Enseignante dévouée, militante et politicienne, Claudette Boyer a été la première femme francophone élue députée à l'Assemblée législative de l'Ontario. Avec le trille blanc du drapeau franco-ontarien tatoué sur le coeur, la directrice générale de l'Association des communautés francophones d'Ottawa a toujours été rigoureusement engagée dans sa communauté. Elle s'est éteinte le 16 février à l'âge de 75 ans, victime d'une hémorragie intracrânienne.

Née à Ottawa en 1938, Claudette Boyer a grandi dans le magasin général que tenaient ses parents dans la basse-ville. Enseignante de carrière, la mère de trois enfants a travaillé comme conseillère scolaire et auprès de diverses associations d'enseignants pendant près de 30 ans. «Les enfants s'épanouissaient avec elle. Elle leur faisait faire des spectacles. Elle était comme une mère pour eux», relève Ginette Gratton, productrice et animatrice de télévision et amie de longue date.

Son dévouement envers la jeunesse et la francophonie est louangé de toutes parts. «C'est un peu comme si les Franco-Ontariens perdaient leur grand-maman», ajoute Mme Gratton. La femme était effectivement de toutes les causes touchant l'éducation et l'accès aux services en français. «Elle a eu un impact considérable sur la gestion et la construction d'écoles francophones. Elle a aussi participé aux grandes luttes comme celles de l'hôpital Montfort ou du bilinguisme à Ottawa. Son travail rayonnait dans toute la province», atteste Madeleine Meilleur, ministre déléguée aux Affaires francophones.

«C'était une francophone jusqu'au bout des orteils, renchérit son amie Tréva Cousineau, qui assure la direction par intérim de l'Association des communautés francophones d'Ottawa (ACFO). Si je disais un mot d'anglais, elle me chicanait!»

Politicienne née

Libérale convaincue, Claudette Boyer a notamment été directrice de campagne pour Bernard Grandmaître et Jean-Robert Gauthier. Puis, l'appel s'est fait plus fort: elle se lance en politique en 1999 et devient la première femme francophone à être élue à Queen's Park. «C'était son grand rêve. Claudette était une politicienne née. Elle ne comptait pas ses heures», relate Tréva Cousineau, qui a été son adjointe administrative à Toronto.

Souhaitant briguer plus d'un mandat, la politicienne a dû revoir ses objectifs à la baisse. En 2000, elle se fait expulser du caucus libéral après avoir été accusée d'entrave à la justice dans une affaire impliquant son conjoint. «Je suis d'avis, comme plusieurs, que cette expulsion a été sévère.
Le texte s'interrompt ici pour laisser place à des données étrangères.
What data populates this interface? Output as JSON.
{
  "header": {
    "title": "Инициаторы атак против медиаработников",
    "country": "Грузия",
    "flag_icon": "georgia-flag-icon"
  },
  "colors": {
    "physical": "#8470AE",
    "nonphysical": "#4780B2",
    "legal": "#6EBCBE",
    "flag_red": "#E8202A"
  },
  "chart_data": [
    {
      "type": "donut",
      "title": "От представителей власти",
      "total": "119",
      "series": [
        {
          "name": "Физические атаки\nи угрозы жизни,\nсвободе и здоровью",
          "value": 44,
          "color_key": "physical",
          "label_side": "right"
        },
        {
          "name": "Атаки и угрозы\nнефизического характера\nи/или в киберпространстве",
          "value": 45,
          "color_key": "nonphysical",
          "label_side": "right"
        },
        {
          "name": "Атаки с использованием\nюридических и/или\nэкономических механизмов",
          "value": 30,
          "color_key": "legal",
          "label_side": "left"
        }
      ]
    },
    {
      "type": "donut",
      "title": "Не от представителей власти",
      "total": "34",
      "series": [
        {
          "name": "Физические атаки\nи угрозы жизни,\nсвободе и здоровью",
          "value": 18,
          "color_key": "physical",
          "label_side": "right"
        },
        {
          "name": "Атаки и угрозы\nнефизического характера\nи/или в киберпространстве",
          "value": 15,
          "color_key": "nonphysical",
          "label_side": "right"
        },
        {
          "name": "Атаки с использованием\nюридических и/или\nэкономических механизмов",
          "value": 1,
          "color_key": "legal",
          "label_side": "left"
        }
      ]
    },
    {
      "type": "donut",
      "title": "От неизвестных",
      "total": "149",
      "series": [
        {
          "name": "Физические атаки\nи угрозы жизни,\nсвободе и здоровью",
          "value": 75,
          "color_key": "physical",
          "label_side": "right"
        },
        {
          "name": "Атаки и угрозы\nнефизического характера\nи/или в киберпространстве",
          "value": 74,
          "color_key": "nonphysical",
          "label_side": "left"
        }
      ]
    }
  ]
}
Malgré tout, Claudette a retroussé ses manches et a continué à siéger comme indépendante de manière honnête et efficace», souligne Mauril Bélanger, député fédéral d'Ottawa-Vanier.

Malgré ces revers, la politicienne qui s'est retirée de la vie politique en 2003 a toujours pu compter sur l'appui de son entourage. «Elle avait un réseau incroyable composé d'anciens collègues, de parents et même d'anciens élèves qui l'appuyaient loyalement», énonce M. Bélanger.

De son passage en politique, plusieurs retiendront qu'elle aura été l'instigatrice d'un geste hautement symbolique: l'adoption du drapeau franco-ontarien à Queen's Park, tel que déposé par Jean-Marc Lalonde et adopté en 2001.

Organisatrice hors pair

Après avoir touché à son rêve politique, Claudette Boyer poursuit son travail sociocommunautaire dans divers organismes et devient directrice générale de l'ACFO en 2007. À ce poste, elle a notamment participé à plusieurs célébrations franco-ontariennes et a été l'initiatrice des états généraux de la francophonie d'Ottawa.

«Il y avait la femme attentionnée, loyale, l'amie qui vous regarde avec plein d'amour dans les yeux. Et il y avait la femme d'action, l'organisatrice hors pair, qui travaillait dans une montagne de papiers et de boîtes et qui s'y retrouvait malgré tout... Comme un petit général, elle donnait ses ordres. Claudette nous tenait debout jusqu'à 3h du matin à souffler des ballons et à préparer des discours», se remémore affectueusement Ginette Gratton.

Même limitée dans ses déplacements par des soucis de santé, Claudette Boyer a travaillé jusqu'à la toute fin à honorer les siens, alors qu'elle s'activait aux derniers préparatifs de la soirée du prix Bernard-Grandmaître qui se déroulera, sans elle, ce soir. «Elle est partie comme elle l'aurait probablement souhaitée: dans le feu de l'action à faire ce qu'elle aimait», termine Tréva Cousineau.

Ses funérailles auront lieu le 26 février à Ottawa.